- FDA's Office of Pharmaceutical Quality (OPQ) outlined key considerations drug companies should include when preparing a Quality Overall Summary (QOS) as part of certain human drug applications in a new white paper this week.
- The agency said that the white paper comes in response to pharmaceutical companies that are "considering adjustments to their QOS format for upcoming submissions to improve their efficiency in the assessment process."
- QOS, which contains a summary of quality-related information provided by applicants, aims to improve communication between the agency and drug companies and reduce the time needed for FDA to understand the quality data.
The white paper comes as OPQ develops a common informatics platform to better align patient needs with drug risks when making recommendations for application submissions of small molecules as well as biologics, and generic drugs.

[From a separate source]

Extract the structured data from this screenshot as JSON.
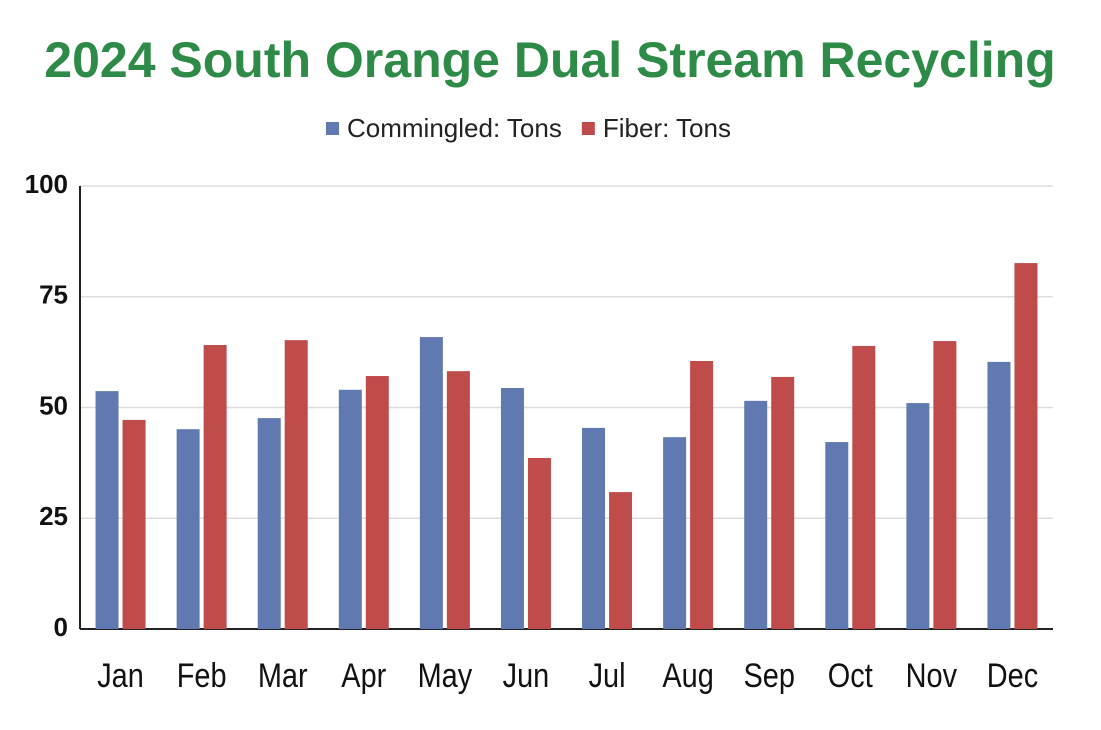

The key considerations FDA says sponsors should include in a QOS include:
- Making sure product and process development is explained in a patient-focused context.
- Effectively describing the overall control strategy.

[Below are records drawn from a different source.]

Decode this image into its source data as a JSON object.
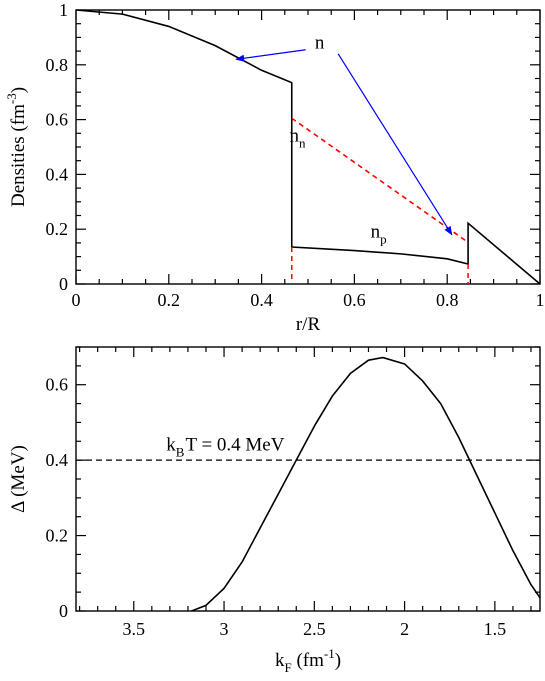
{
  "colors": {
    "axis": "#000000",
    "total": "#000000",
    "neutron": "#ff0000",
    "arrow": "#0000ff",
    "threshold": "#000000",
    "gap": "#000000"
  },
  "chart_data": [
    {
      "type": "line",
      "xlabel": "r/R",
      "ylabel": {
        "main": "Densities (fm",
        "sup": "-3",
        "tail": ")"
      },
      "xlim": [
        0,
        1
      ],
      "ylim": [
        0,
        1
      ],
      "xticks": [
        0,
        0.2,
        0.4,
        0.6,
        0.8,
        1
      ],
      "xtick_labels": [
        "0",
        "0.2",
        "0.4",
        "0.6",
        "0.8",
        "1"
      ],
      "yticks": [
        0,
        0.2,
        0.4,
        0.6,
        0.8,
        1
      ],
      "ytick_labels": [
        "0",
        "0.2",
        "0.4",
        "0.6",
        "0.8",
        "1"
      ],
      "series": [
        {
          "key": "total",
          "style": "solid",
          "color": "#000000",
          "x": [
            0,
            0.1,
            0.2,
            0.3,
            0.4,
            0.465,
            0.465,
            0.6,
            0.7,
            0.8,
            0.845,
            0.845,
            1.0
          ],
          "y": [
            1.0,
            0.985,
            0.94,
            0.87,
            0.78,
            0.735,
            0.135,
            0.122,
            0.11,
            0.092,
            0.073,
            0.222,
            0.0
          ]
        },
        {
          "key": "neutron",
          "style": "dashed",
          "color": "#ff0000",
          "x": [
            0.465,
            0.845
          ],
          "y": [
            0.605,
            0.152
          ]
        },
        {
          "key": "drop-lines",
          "style": "dashed",
          "color": "#ff0000",
          "segments": [
            [
              [
                0.465,
                0.135
              ],
              [
                0.465,
                0.0
              ]
            ],
            [
              [
                0.845,
                0.073
              ],
              [
                0.845,
                0.0
              ]
            ]
          ]
        }
      ],
      "annotations": {
        "n": {
          "text": "n",
          "x": 0.525,
          "y": 0.86
        },
        "nn": {
          "base": "n",
          "sub": "n",
          "x": 0.46,
          "y": 0.52
        },
        "np": {
          "base": "n",
          "sub": "p",
          "x": 0.635,
          "y": 0.17
        },
        "arrows": [
          {
            "from": [
              0.495,
              0.855
            ],
            "to": [
              0.345,
              0.82
            ]
          },
          {
            "from": [
              0.565,
              0.84
            ],
            "to": [
              0.81,
              0.18
            ]
          }
        ]
      }
    },
    {
      "type": "line",
      "xlabel": {
        "main": "k",
        "sub": "F",
        "mid": " (fm",
        "sup": "-1",
        "tail": ")"
      },
      "ylabel": "Δ (MeV)",
      "xlim": [
        3.82,
        1.25
      ],
      "ylim": [
        0,
        0.7
      ],
      "xticks": [
        3.5,
        3,
        2.5,
        2,
        1.5
      ],
      "xtick_labels": [
        "3.5",
        "3",
        "2.5",
        "2",
        "1.5"
      ],
      "yticks": [
        0,
        0.2,
        0.4,
        0.6
      ],
      "ytick_labels": [
        "0",
        "0.2",
        "0.4",
        "0.6"
      ],
      "gap_curve": {
        "x": [
          3.18,
          3.1,
          3.0,
          2.9,
          2.8,
          2.7,
          2.6,
          2.5,
          2.4,
          2.3,
          2.2,
          2.12,
          2.0,
          1.9,
          1.8,
          1.7,
          1.6,
          1.5,
          1.4,
          1.3,
          1.25
        ],
        "y": [
          0.0,
          0.015,
          0.06,
          0.13,
          0.22,
          0.31,
          0.4,
          0.49,
          0.57,
          0.63,
          0.665,
          0.672,
          0.655,
          0.61,
          0.55,
          0.46,
          0.36,
          0.26,
          0.16,
          0.07,
          0.035
        ]
      },
      "threshold": {
        "y": 0.4,
        "label_k": "k",
        "label_sub": "B",
        "label_rest": "T = 0.4 MeV",
        "label_x": 3.32,
        "label_y": 0.425
      }
    }
  ]
}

- Ensuring FDA is guided through the application submission.
"While the QOS holds great promise as a means of promoting effective communication between applicants and regulators, it has the potential to more effectively impact the efficiency and quality of regulators’ assessments across application types by addressing the disconnect that can occur between applicants and regulators regarding the communication of quality data and its impact on the assessment," FDA said in a statement.
The agency says that one approach to make QOS more effective is to use a question-based review QOS for generic drug applications. But as applicants explore alternative formats for applications to better align QOS across multiple global regions, FDA notes that a regulator should be able use the QOS to "initiate the assessment of potential risk to the patient, and the control of such risk, in the commercially manufactured product."
"For example, QOS content could provide regulators with an opportunity to better and more quickly understand a product’s overall benefit-risk profile and overall control strategy from a quality perspective, given the indication(s), patient population, and intended use. The QOS could provide an initial orientation to the measures taken to mitigate or control risk to the patient," the white paper states.
Better use of QOS, if properly used to improve application assessments, "should lead to improved access" to safe and effective drugs, the white paper says. That goal falls in line with FDA Commissioner Scott Gottlieb's efforts to speed drug reviews and improve regulatory processes, which is leading to increased competition in the marketplace and potentially could help lower drug prices.